By Andrew Vohmann
“Don’t take it personally.” This is a phrase that gets thrown at designers on a regular basis when their creations get torn apart. And while it can be hard not to take it personally, it’s important to remember that between what the client wants, what the creative director suggests and your own personal preference, design will always be a collaborative effort. When I first started working in the advertising industry it took some time to adapt to the notion that not every client will see eye-to-eye with you on every design that you put forth, especially straight off the bat.
Lesson #1: Design in reverse.
A bad habit that I learnt throughout university is trying to design your perfect concept first. This comes all too naturally at uni when you are effectively your own client. However, in the real world you need to always approach the job with what the client wants foremost in your mind. It will not always work, but when it does a sweet compromise will naturally occur and you’ll come out feeling great.

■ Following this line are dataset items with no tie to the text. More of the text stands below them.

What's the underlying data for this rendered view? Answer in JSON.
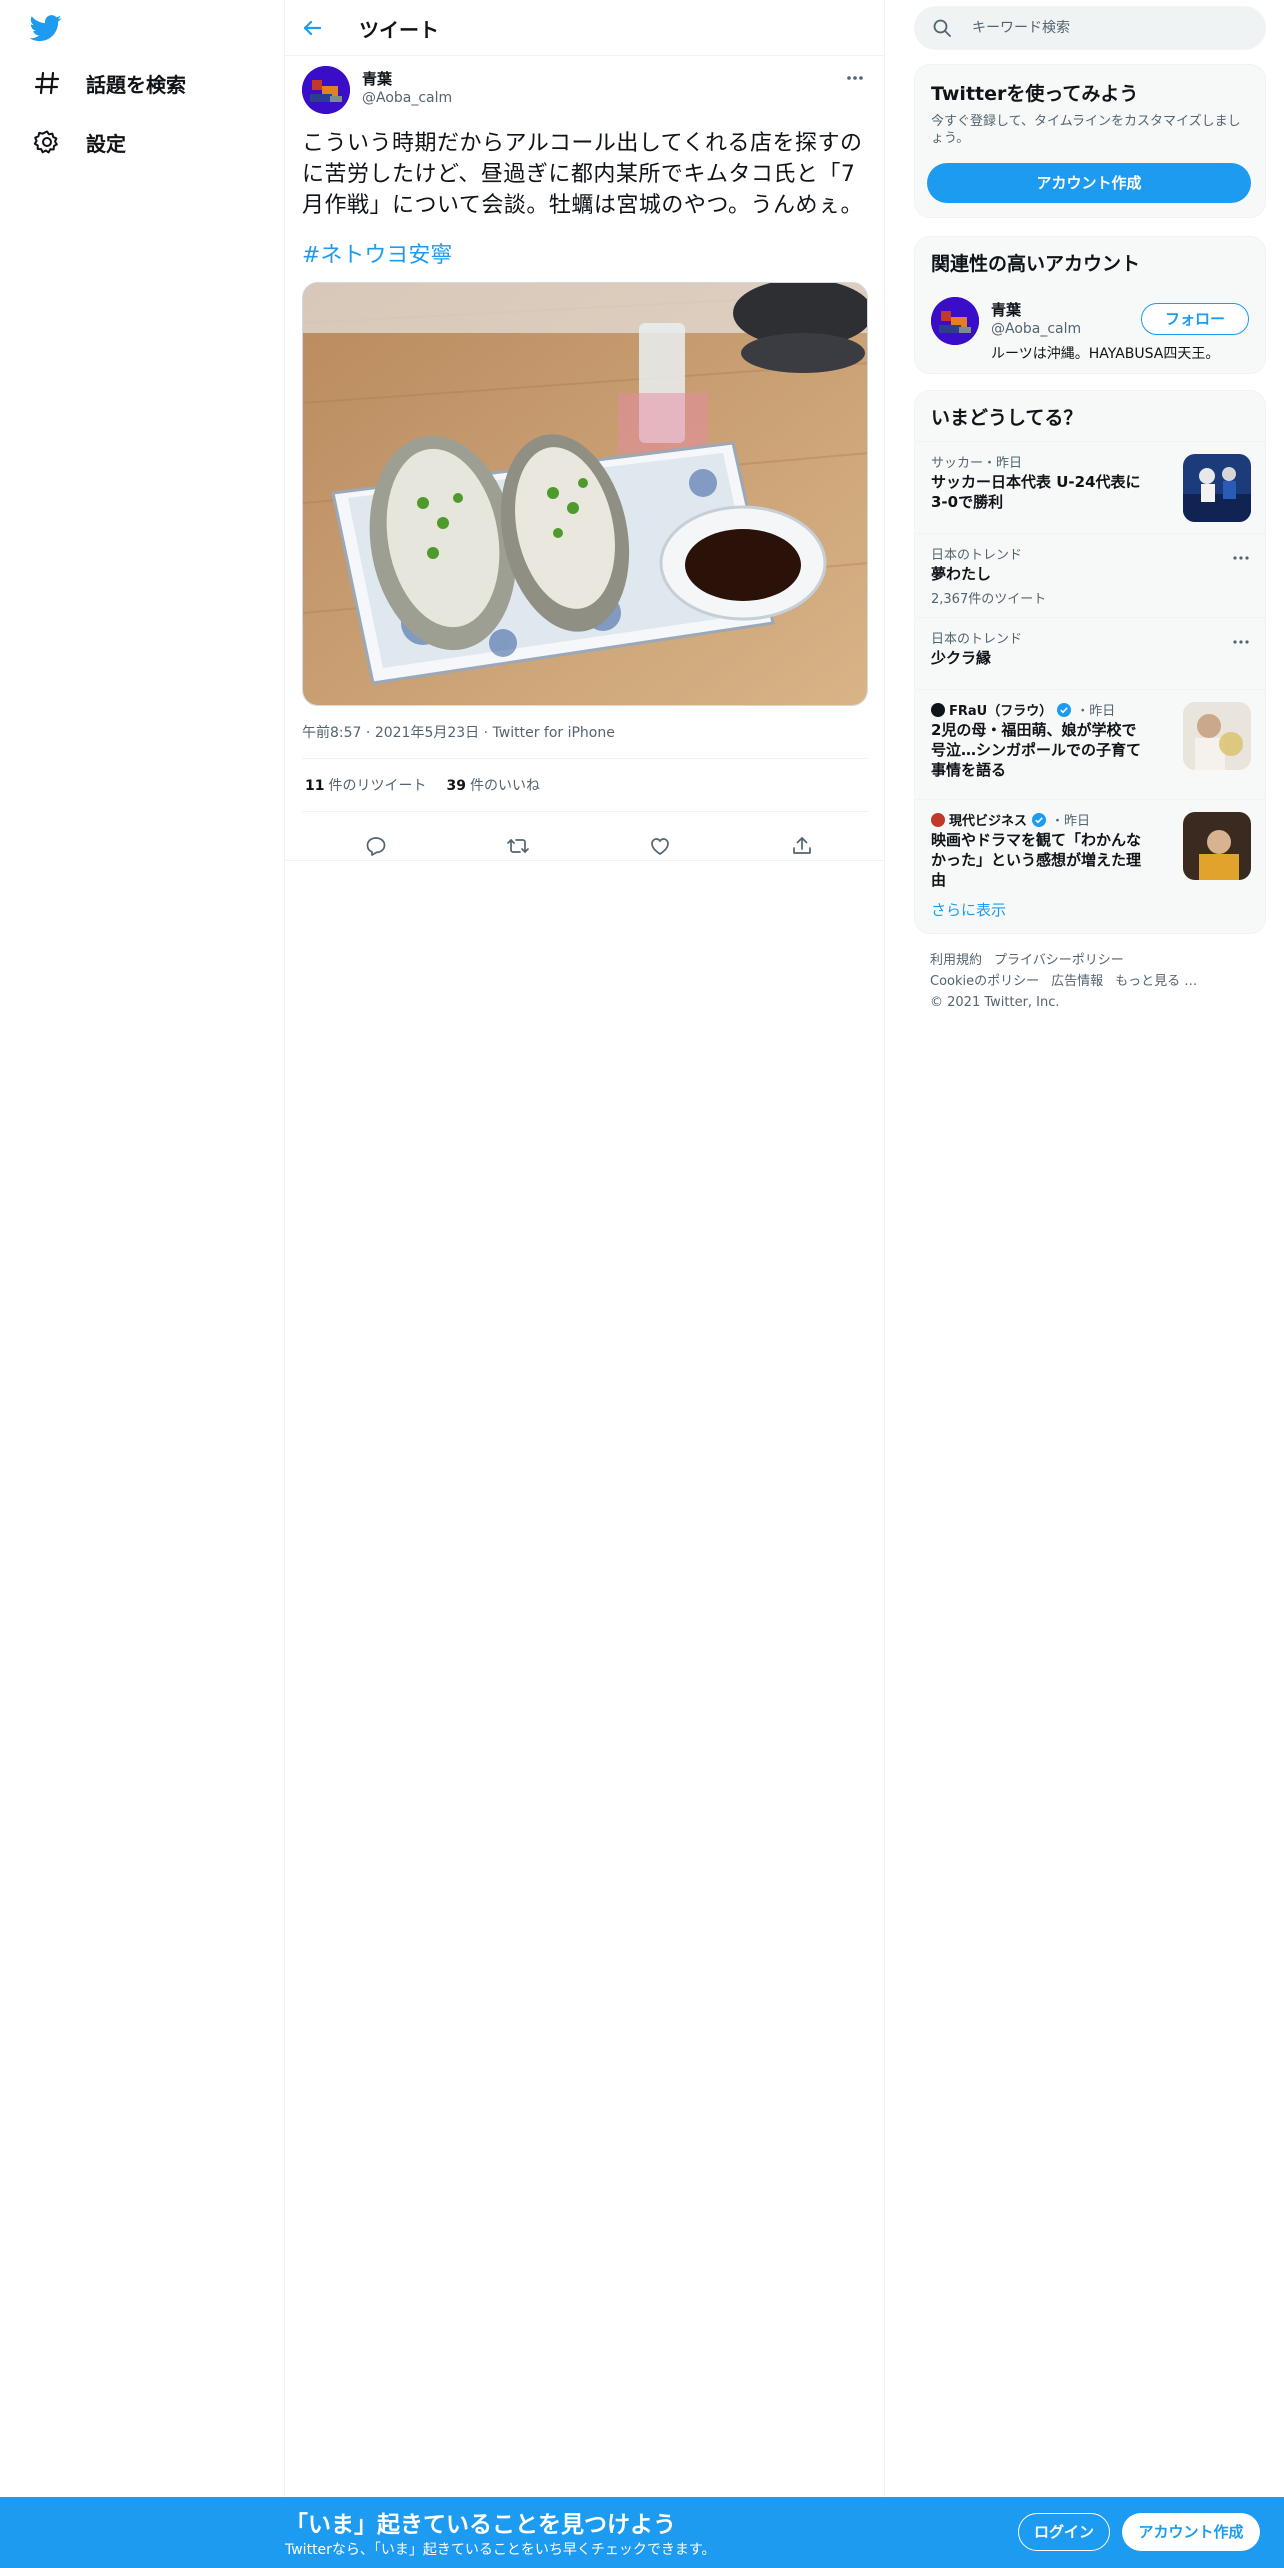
{
  "nav": {
    "explore_label": "話題を検索",
    "settings_label": "設定"
  },
  "header": {
    "title": "ツイート"
  },
  "tweet": {
    "author_name": "青葉",
    "author_handle": "@Aoba_calm",
    "text": "こういう時期だからアルコール出してくれる店を探すのに苦労したけど、昼過ぎに都内某所でキムタコ氏と「7月作戦」について会談。牡蠣は宮城のやつ。うんめぇ。",
    "hashtag": "#ネトウヨ安寧",
    "time": "午前8:57",
    "date": "2021年5月23日",
    "source": "Twitter for iPhone",
    "retweet_count": "11",
    "retweet_label": "件のリツイート",
    "like_count": "39",
    "like_label": "件のいいね"
  },
  "search": {
    "placeholder": "キーワード検索"
  },
  "join_card": {
    "title": "Twitterを使ってみよう",
    "subtitle": "今すぐ登録して、タイムラインをカスタマイズしましょう。",
    "button_label": "アカウント作成"
  },
  "related": {
    "title": "関連性の高いアカウント",
    "name": "青葉",
    "handle": "@Aoba_calm",
    "bio": "ルーツは沖縄。HAYABUSA四天王。",
    "follow_label": "フォロー"
  },
  "trends": {
    "title": "いまどうしてる？",
    "items": [
      {
        "context": "サッカー・昨日",
        "title": "サッカー日本代表 U-24代表に3-0で勝利"
      },
      {
        "context": "日本のトレンド",
        "title": "夢わたし",
        "count": "2,367件のツイート"
      },
      {
        "context": "日本のトレンド",
        "title": "少クラ縁"
      },
      {
        "source": "FRaU（フラウ）",
        "when": "・昨日",
        "title": "2児の母・福田萌、娘が学校で号泣…シンガポールでの子育て事情を語る"
      },
      {
        "source": "現代ビジネス",
        "when": "・昨日",
        "title": "映画やドラマを観て「わかんなかった」という感想が増えた理由"
      }
    ],
    "show_more": "さらに表示"
  },
  "footer": {
    "links": [
      "利用規約",
      "プライバシーポリシー",
      "Cookieのポリシー",
      "広告情報",
      "もっと見る …"
    ],
    "copyright": "© 2021 Twitter, Inc."
  },
  "banner": {
    "title": "「いま」起きていることを見つけよう",
    "subtitle": "Twitterなら、「いま」起きていることをいち早くチェックできます。",
    "login_label": "ログイン",
    "signup_label": "アカウント作成"
  },
  "colors": {
    "accent": "#1d9bf0",
    "text": "#0f1419",
    "secondary": "#536471",
    "avatar": "#3a0dc9"
  }
}
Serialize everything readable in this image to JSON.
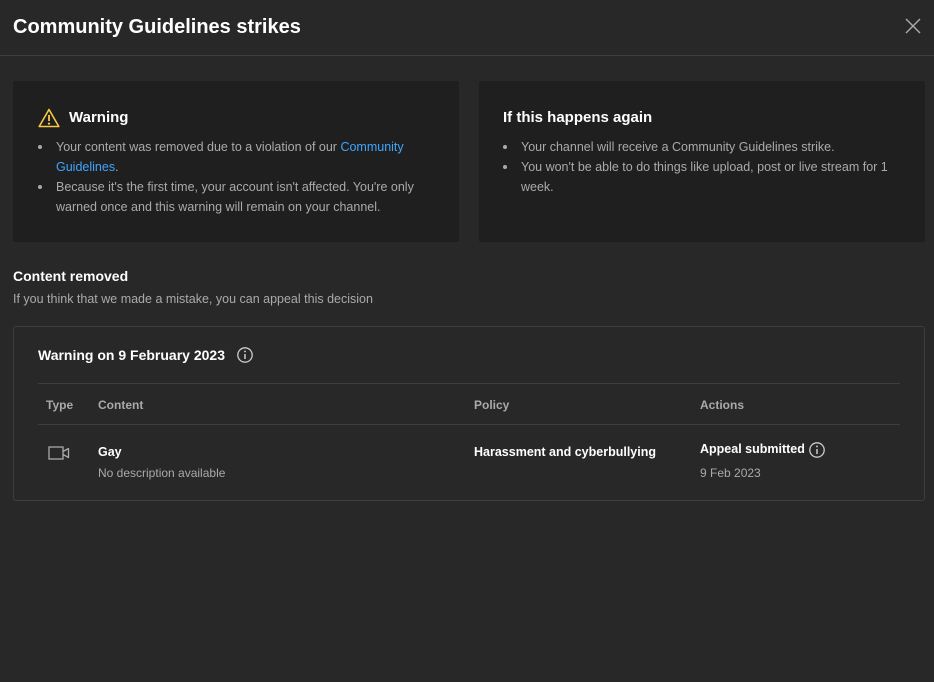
{
  "dialog": {
    "title": "Community Guidelines strikes",
    "close_icon": "close-icon"
  },
  "warning_card": {
    "icon": "warning-triangle-icon",
    "accent_color": "#f9c846",
    "heading": "Warning",
    "bullet1_before": "Your content was removed due to a violation of our ",
    "bullet1_link": "Community Guidelines",
    "bullet1_after": ".",
    "bullet2": "Because it's the first time, your account isn't affected. You're only warned once and this warning will remain on your channel."
  },
  "again_card": {
    "heading": "If this happens again",
    "bullets": [
      "Your channel will receive a Community Guidelines strike.",
      "You won't be able to do things like upload, post or live stream for 1 week."
    ]
  },
  "content_removed": {
    "title": "Content removed",
    "subtitle": "If you think that we made a mistake, you can appeal this decision"
  },
  "warning_table": {
    "title": "Warning on 9 February 2023",
    "info_icon": "info-icon",
    "columns": [
      "Type",
      "Content",
      "Policy",
      "Actions"
    ],
    "rows": [
      {
        "type_icon": "video-camera-icon",
        "content_title": "Gay",
        "content_description": "No description available",
        "policy": "Harassment and cyberbullying",
        "action_status": "Appeal submitted",
        "action_date": "9 Feb 2023"
      }
    ]
  },
  "colors": {
    "background": "#282828",
    "card": "#1f1f1f",
    "text_primary": "#ffffff",
    "text_secondary": "#aaaaaa",
    "link": "#3ea6ff",
    "divider": "#3e3e3e"
  }
}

Lesson #2: More is not more.
All designers know this, but some clients don’t. “Can we just make everything 15% larger? I want to make everything on the poster stand out!” While it’s easy to understand their thinking, the reality is that making everything bigger just ensures that nothing stands out. In cases like this, having a strong knowledge of colour and typographic skills will help you re-establish hierarchy. This will help bring back some order to the design, even in the darkest of times.
Lesson #3: Have faith in your ability.
When it goes all wrong, and what was your perfect design now looks like the leftovers of your cat’s food bowl with the best bits left on the floor or pushed into weird crevices, trust that you can still design. These moments are part of the job and that’s why you should always remember to savour the moments where you get to run with something you and the client both love and enjoy, as this is always the most satisfying part of the job.